Et Antinoos, le fils d’Eupeithès, lui dit :

— Mange en silence, Étranger, ou sors, de peur que, parlant comme tu le fais, les jeunes hommes te traînent, à travers la demeure, par les pieds ou par les bras, et te mettent en pièces.

Il parla ainsi, mais tous les autres le blâmèrent rudement, et un des jeunes hommes insolents lui dit :

— Antinoos, tu as mal fait de frapper ce malheureux vagabond. Insensé ! si c’était un des Dieux Ouraniens ? Car les Dieux, qui prennent toutes les formes, errent souvent par les villes, semblables à des étrangers errants, afin de reconnaître la justice ou l’iniquité des hommes.

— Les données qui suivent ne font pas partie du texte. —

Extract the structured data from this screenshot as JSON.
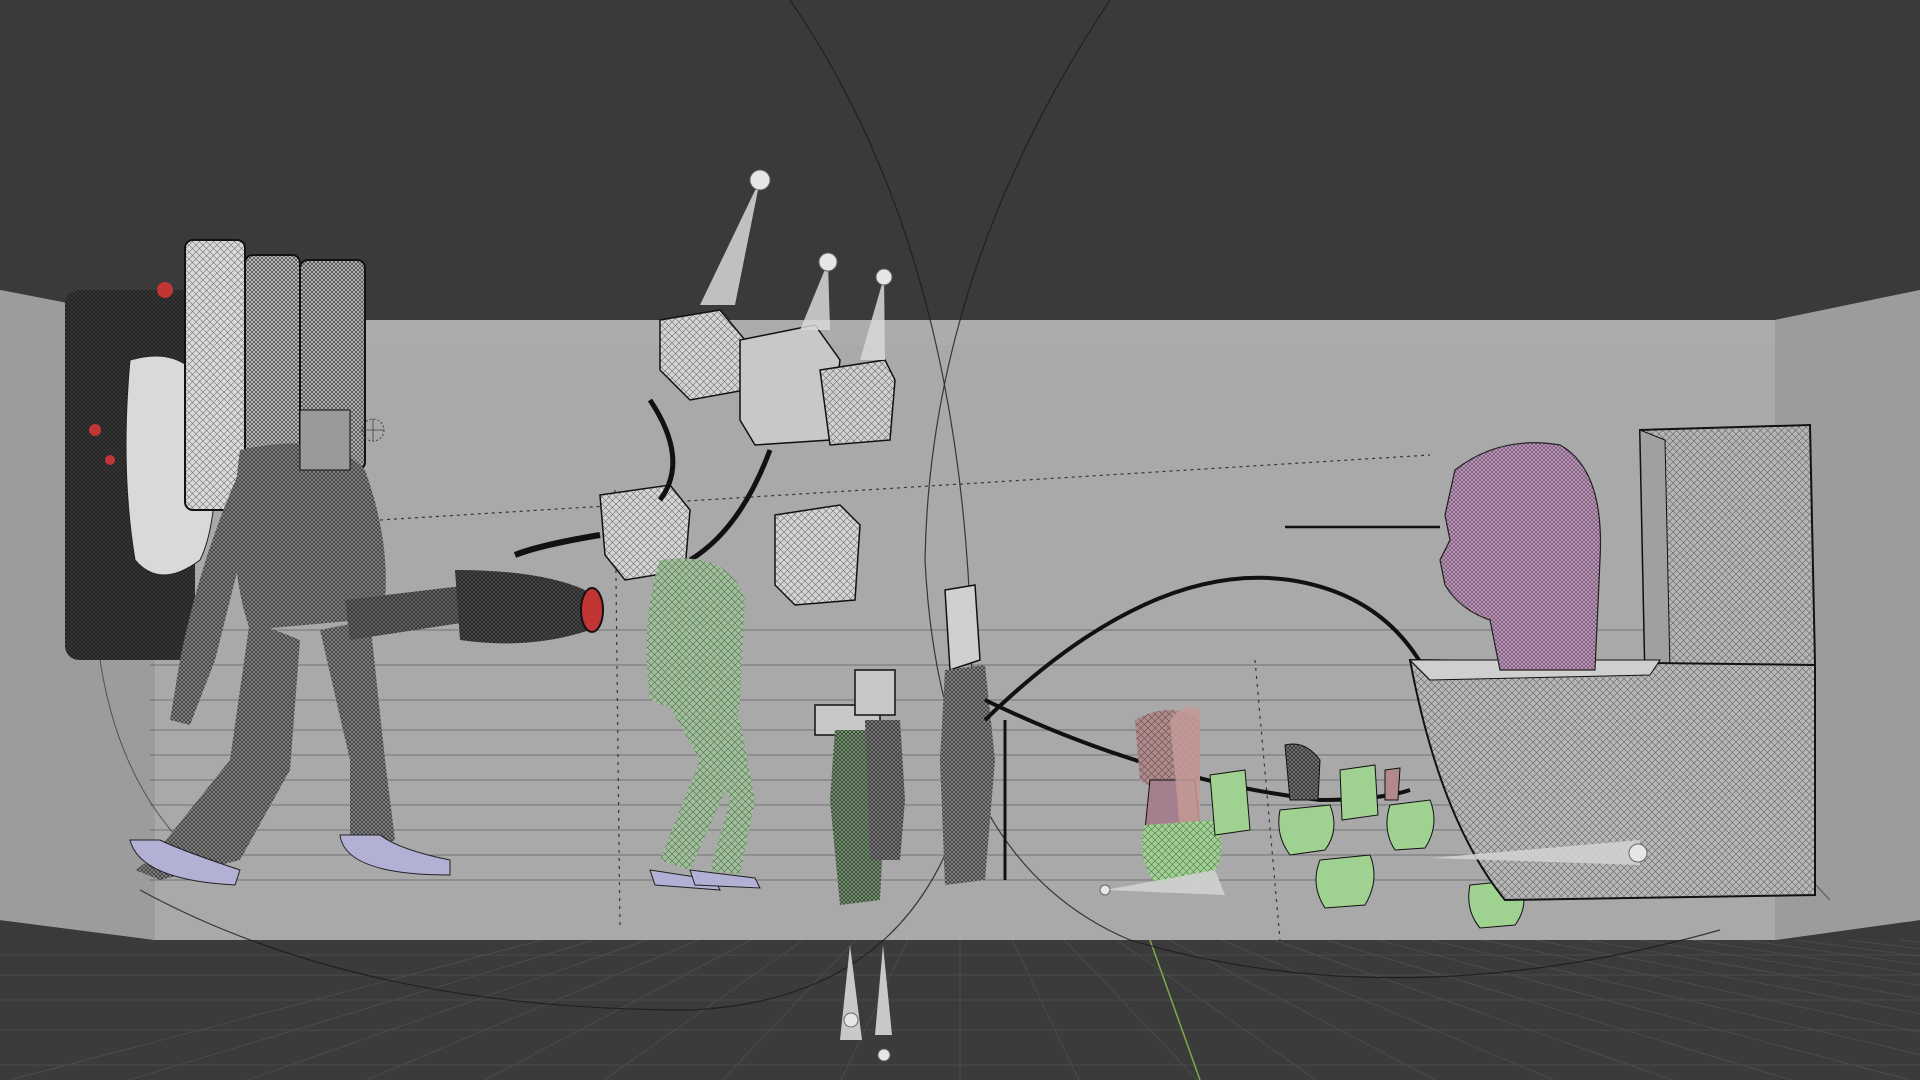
{
  "viewport": {
    "mode": "wireframe-overlay",
    "background_color": "#3a3a3a",
    "backdrop_color": "#a9a9a9",
    "floor_color": "#3b3b3b",
    "grid_color": "#4a4a4a",
    "y_axis_color": "#7fa84a",
    "wire_color": "#1c1c1c"
  },
  "objects": [
    {
      "name": "titan-speakerman",
      "fill": "#aeb0b6",
      "accent": "#b3b0d6",
      "highlight": "#c23535"
    },
    {
      "name": "tv-head-character",
      "fill": "#9fbf9a"
    },
    {
      "name": "small-cameraman-left",
      "fill": "#7c9c78"
    },
    {
      "name": "small-cameraman-right",
      "fill": "#7f7f7f"
    },
    {
      "name": "cameraman-with-stick",
      "fill": "#8c8c8c"
    },
    {
      "name": "toilet-group-left",
      "fill": "#9fd191",
      "head_fill": "#b08a8a"
    },
    {
      "name": "toilet-group-middle",
      "fill": "#9fd191"
    },
    {
      "name": "giant-toilet",
      "fill": "#b5b5b5"
    },
    {
      "name": "giant-head",
      "fill": "#c79bc4"
    }
  ],
  "lights": [
    {
      "name": "spot-light-top-left"
    },
    {
      "name": "spot-light-top-middle"
    },
    {
      "name": "spot-light-top-right"
    },
    {
      "name": "spot-light-bottom"
    }
  ]
}
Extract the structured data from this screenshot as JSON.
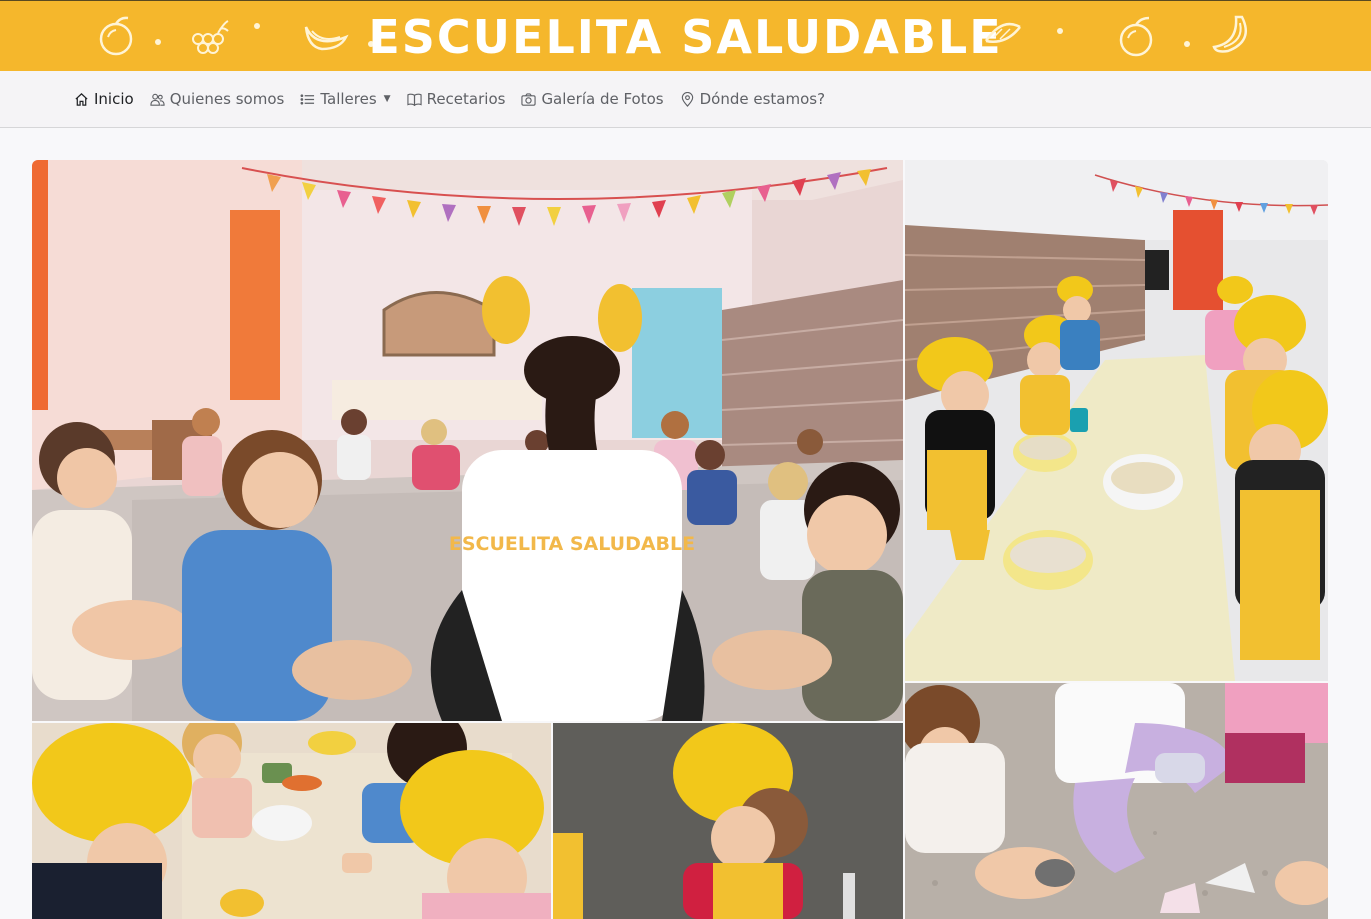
{
  "site": {
    "title": "ESCUELITA SALUDABLE",
    "brand_color": "#f5b72c"
  },
  "nav": {
    "items": [
      {
        "label": "Inicio",
        "icon": "home-icon",
        "active": true
      },
      {
        "label": "Quienes somos",
        "icon": "people-icon",
        "active": false
      },
      {
        "label": "Talleres",
        "icon": "list-icon",
        "active": false,
        "dropdown": true
      },
      {
        "label": "Recetarios",
        "icon": "book-icon",
        "active": false
      },
      {
        "label": "Galería de Fotos",
        "icon": "camera-icon",
        "active": false
      },
      {
        "label": "Dónde estamos?",
        "icon": "map-pin-icon",
        "active": false
      }
    ]
  },
  "gallery": {
    "photos": [
      {
        "name": "photo-group-circle",
        "alt": "Niños sentados en ronda"
      },
      {
        "name": "photo-cooking-table",
        "alt": "Niños cocinando con gorros amarillos"
      },
      {
        "name": "photo-floor-activity",
        "alt": "Niños jugando en el piso"
      },
      {
        "name": "photo-mixing-bowl",
        "alt": "Niños mezclando en un bol"
      },
      {
        "name": "photo-chef-hat-girl",
        "alt": "Niña con gorro de chef"
      }
    ],
    "shirt_text": "ESCUELITA SALUDABLE"
  }
}
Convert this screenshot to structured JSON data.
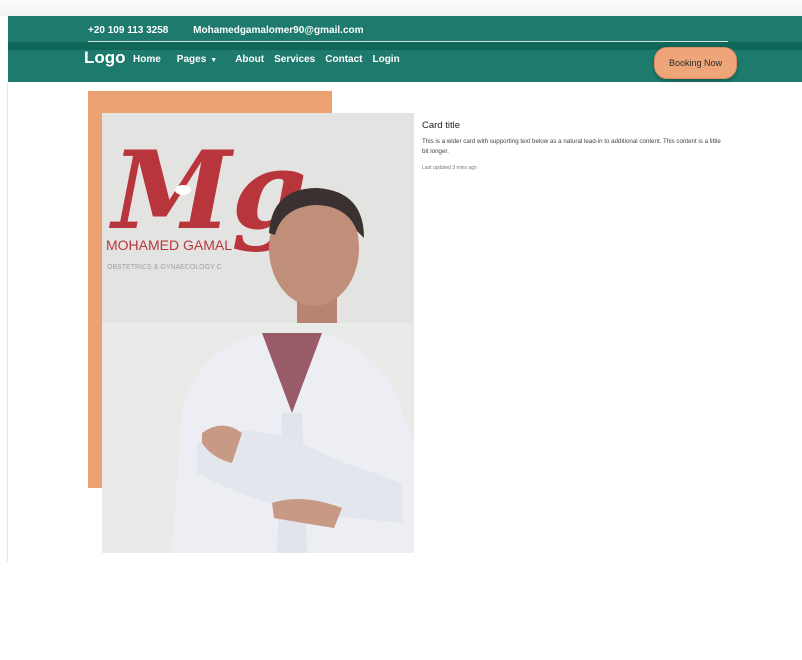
{
  "header": {
    "phone": "+20 109 113 3258",
    "email": "Mohamedgamalomer90@gmail.com",
    "logo": "Logo",
    "nav": [
      "Home",
      "Pages",
      "About",
      "Services",
      "Contact",
      "Login"
    ],
    "booking_label": "Booking Now"
  },
  "card": {
    "title": "Card title",
    "text": "This is a wider card with supporting text below as a natural lead-in to additional content. This content is a little bit longer.",
    "updated": "Last updated 3 mins ago"
  },
  "photo": {
    "sign_letters": "Mg",
    "sign_name": "MOHAMED GAMAL",
    "sign_sub": "OBSTETRICS & GYNAECOLOGY C"
  },
  "colors": {
    "header_bg": "#1e7a6c",
    "accent": "#eea57a",
    "deco": "#eba172"
  },
  "icons": [
    "caret-down-icon"
  ]
}
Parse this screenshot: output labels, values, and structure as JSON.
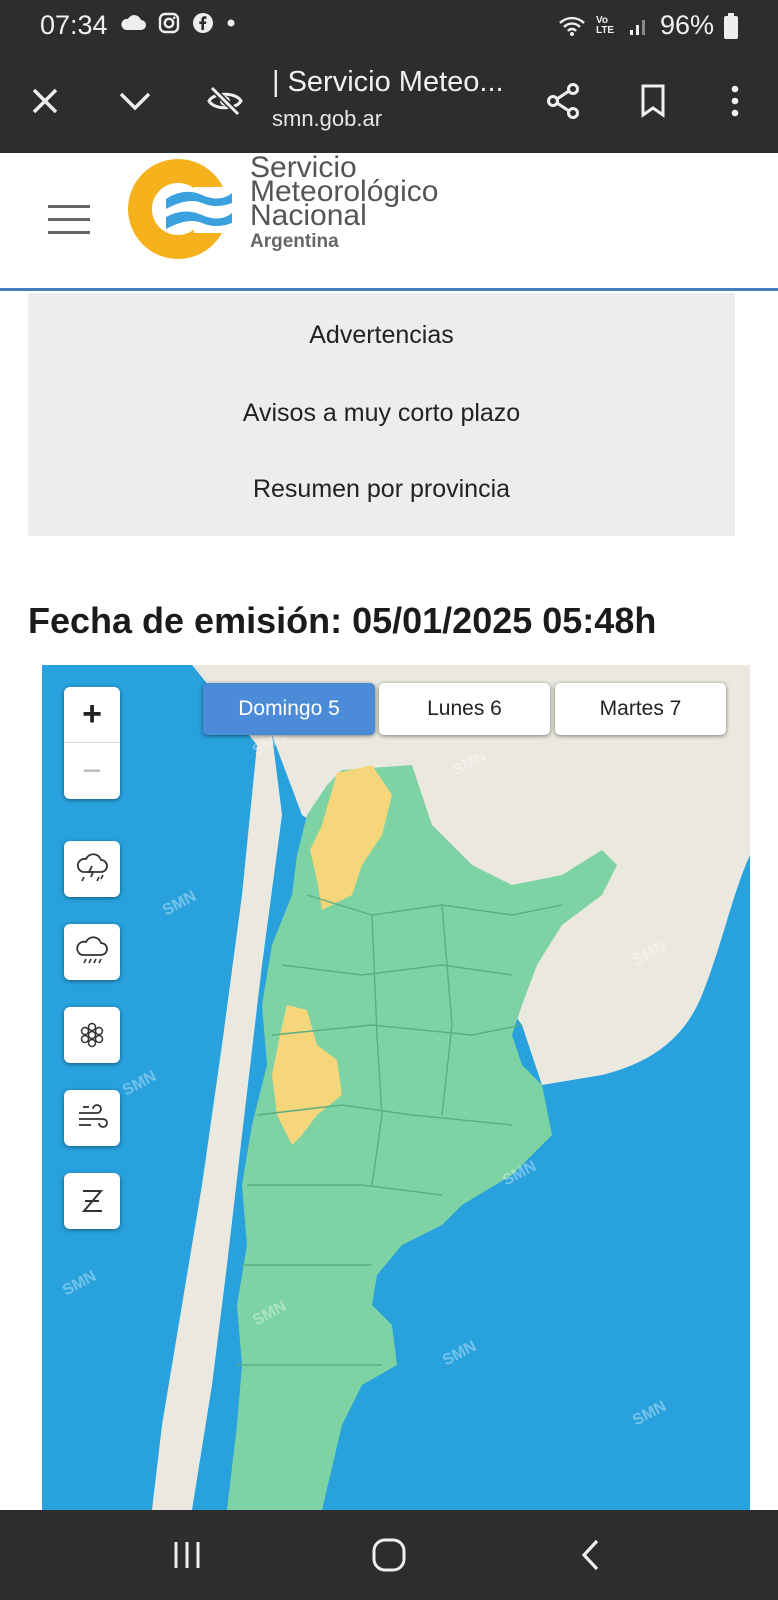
{
  "status_bar": {
    "time": "07:34",
    "battery": "96%",
    "left_icons": [
      "cloud-icon",
      "instagram-icon",
      "facebook-icon",
      "dot-icon"
    ],
    "right_icons": [
      "wifi-icon",
      "volte-icon",
      "signal-icon",
      "battery-icon"
    ],
    "volte_label": "Vo LTE"
  },
  "browser": {
    "title": "| Servicio Meteo...",
    "url": "smn.gob.ar"
  },
  "site": {
    "logo_line1": "Servicio",
    "logo_line2": "Meteorológico",
    "logo_line3": "Nacional",
    "logo_line4": "Argentina"
  },
  "menu": {
    "items": [
      "Advertencias",
      "Avisos a muy corto plazo",
      "Resumen por provincia"
    ]
  },
  "emission": {
    "text": "Fecha de emisión: 05/01/2025 05:48h"
  },
  "map": {
    "day_tabs": [
      {
        "label": "Domingo 5",
        "active": true
      },
      {
        "label": "Lunes 6",
        "active": false
      },
      {
        "label": "Martes 7",
        "active": false
      }
    ],
    "zoom_in": "+",
    "zoom_out": "−",
    "layers": [
      "storm-icon",
      "rain-icon",
      "snow-icon",
      "wind-icon",
      "zonda-icon"
    ],
    "watermark": "SMN",
    "colors": {
      "sea": "#28a1dd",
      "land": "#ebe9df",
      "green_level": "#7ed3a4",
      "yellow_level": "#f5d67a",
      "active_tab": "#4b8bd8"
    }
  },
  "system_nav": [
    "recent-apps-button",
    "home-button",
    "back-button"
  ]
}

Les Prétendants parlèrent ainsi, mais leurs paroles ne touchèrent point Antinoos. Et une grande douleur s’éleva dans le cœur de Tèlémakhos à cause du coup qui avait été porté. Cependant, il ne versa point de larmes, mais il secoua la tête en silence, en méditant la mort du Prétendant. Et la prudente Pènélopéia, ayant appris qu’un Étranger avait été frappé dans la demeure, dit à ses servantes :

— Puisse Apollôn illustre par son arc frapper ainsi Antinoos !

Et Eurynomè l’Intendante lui répondit :

— Si nous pouvions accomplir nos propres vœux, aucun de ceux-ci ne verrait le retour du beau matin.